3. La primera y la alta escolástica

a) La serie: Trinidad, creación, caída, encarnación, etc., es decir, una serie histórica en lo esencial, permanece en general como evidente, lo cual tiene tanto mayor importancia en la pedagogía religiosa y en la teología por el hecho de que ahora comienza el tiempo de la teología sistemática, así ya, p. ej., en el Elucidarium, de Honorius Augustodunensis (en ella se tratan también los misterios de la vida de Cristo) o en las Sentencias de la escuela de Anselmo de Laón (la c. se halla en el libro III entre los medios salvíficos contra el pecado). En la Summa sententiarum (cf. LANDGRAF E 75-79) de la escuela de los Victorinos, hallan seguimiento Genadio y Fulgencio con su unidad de la doctrina sobre la Trinidad y la encarnación, antepuesta a los otros capítulos, si bien luego falta casi del todo la doctrina de la redención.

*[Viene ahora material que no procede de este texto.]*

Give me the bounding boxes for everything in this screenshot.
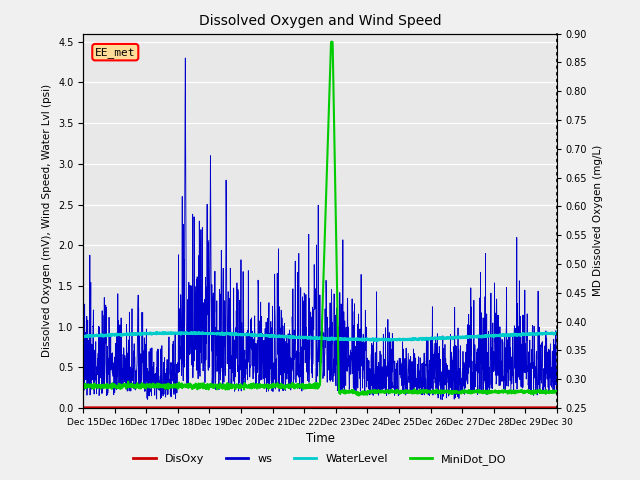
Y-axis label: Dissolved Oxygen (mV), Wind Speed, Water Lvl (psi): Dissolved Oxygen (mV), Wind Speed, Water… xyxy=(42,84,52,358)
X-axis label: Time: Time xyxy=(305,432,335,445)
Y-axis label: MD Dissolved Oxygen (mg/L): MD Dissolved Oxygen (mg/L) xyxy=(593,145,603,297)
Title: Dissolved Oxygen and Wind Speed: Dissolved Oxygen and Wind Speed xyxy=(198,14,442,28)
Text: EE_met: EE_met xyxy=(95,47,136,58)
Legend: DisOxy, ws, WaterLevel, MiniDot_DO: DisOxy, ws, WaterLevel, MiniDot_DO xyxy=(129,450,511,469)
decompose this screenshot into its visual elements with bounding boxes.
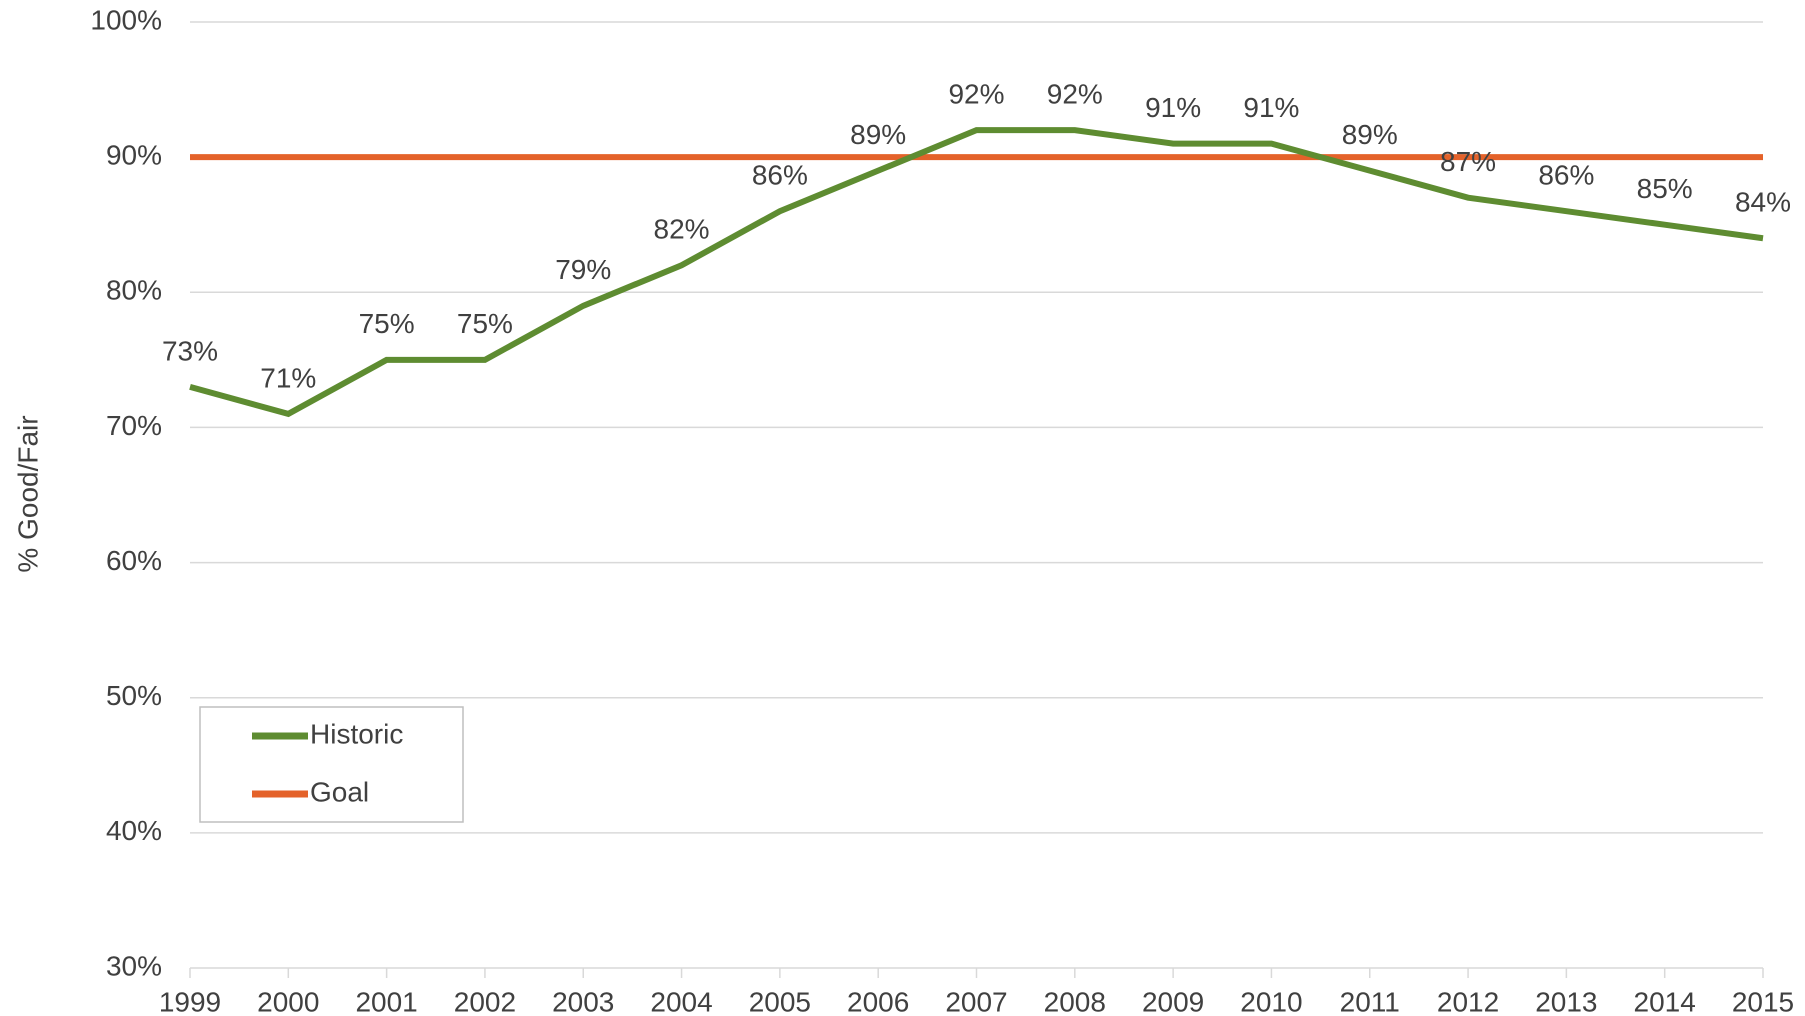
x-tick-label: 2002 (454, 986, 516, 1016)
data-label: 82% (654, 214, 710, 245)
y-axis-title: % Good/Fair (12, 415, 43, 572)
x-tick-label: 2003 (552, 986, 614, 1016)
legend-label: Historic (310, 718, 403, 749)
data-label: 84% (1735, 187, 1791, 218)
data-label: 92% (948, 79, 1004, 110)
legend-box (199, 706, 464, 823)
x-tick-label: 2005 (749, 986, 811, 1016)
data-label: 86% (752, 160, 808, 191)
y-tick-label: 90% (106, 140, 162, 171)
legend-label: Goal (310, 776, 369, 807)
x-tick-label: 2007 (945, 986, 1007, 1016)
x-tick-label: 2012 (1437, 986, 1499, 1016)
data-label: 91% (1145, 92, 1201, 123)
x-tick-label: 2000 (257, 986, 319, 1016)
y-tick-label: 70% (106, 410, 162, 441)
data-label: 71% (260, 362, 316, 393)
y-tick-label: 80% (106, 275, 162, 306)
y-tick-label: 30% (106, 950, 162, 981)
x-tick-label: 2013 (1535, 986, 1597, 1016)
y-tick-label: 50% (106, 680, 162, 711)
x-tick-label: 2001 (355, 986, 417, 1016)
x-tick-label: 2006 (847, 986, 909, 1016)
data-label: 91% (1243, 92, 1299, 123)
data-label: 87% (1440, 146, 1496, 177)
data-label: 85% (1637, 173, 1693, 204)
data-label: 75% (359, 308, 415, 339)
x-tick-label: 2008 (1044, 986, 1106, 1016)
x-tick-label: 2009 (1142, 986, 1204, 1016)
y-tick-label: 60% (106, 545, 162, 576)
data-label: 92% (1047, 79, 1103, 110)
data-label: 73% (162, 335, 218, 366)
data-label: 89% (1342, 119, 1398, 150)
x-tick-label: 2011 (1340, 986, 1400, 1016)
x-tick-label: 2010 (1240, 986, 1302, 1016)
line-series (189, 127, 1764, 418)
x-tick-label: 1999 (159, 986, 221, 1016)
x-tick-label: 2015 (1732, 986, 1794, 1016)
y-tick-label: 100% (90, 4, 162, 35)
data-label: 79% (555, 254, 611, 285)
data-label: 89% (850, 119, 906, 150)
data-label: 86% (1538, 160, 1594, 191)
x-tick-label: 2004 (650, 986, 712, 1016)
y-tick-label: 40% (106, 815, 162, 846)
data-label: 75% (457, 308, 513, 339)
x-tick-label: 2014 (1634, 986, 1696, 1016)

En las Senientiae Atrebattenses, frente al plan fundamental de las Sentencias de la escuela de Anselmo de Laón, quizá por vez primera, hallamos resaltada con mayor claridad una sección De Christo Redemptore, que se antepone a las restantes disquisiciones sobre la «redención», es decir, tenemos allí una distinción incipiente entre c. y soteriología (cf. R. SILVAIN 36, 48-52; texto: RThAM 10 [1938] 216ss); en cambio, hay Sentencias de la escuela de Abelardo en que la c. es puesta entre los sacramentos bajo el lema de «beneficia», y se ve así casi bajo una perspectiva protestante. En las Sentencias de P. Lombardo, después de la doctrina de la Trinidad (libro I), se halla la c. (en el libro III) como doctrina sobre el modo como Cristo y las virtudes (aunque éstas apenas son desarrolladas desde la c.) llevan al hombre de los utilia de la creación a los fruibilia de Dios (Agustín). Es de notar en esta c. que en ella los misterios de la vida de Jesús entran en el horizonte de la teología sistemática por orden histórico. La doctrina de los sacramentos remite a Cristo con una sola frase (dist. 1 c 1). No debe maravillarnos, pues, que los comentadores de P. Lombardo apenas aprovechen tampoco la posibilidad de una doctrina cristocéntrica sobre las virtudes y los sacramentos. Mientras en Roberto Pullus, Gandulfo, P. Lombardo y otros, por lo menos se trata de las virtudes después de la c., en los Sententiarum libri quinque, de Pedro de Poitiers, la c. viene después de la doctrina de la gracia, de la justificación y del mérito (pero en la c., Cristo es considerado como caput ecclesiae). Esta estructura halló seguidores (GRABMANN SM II 515).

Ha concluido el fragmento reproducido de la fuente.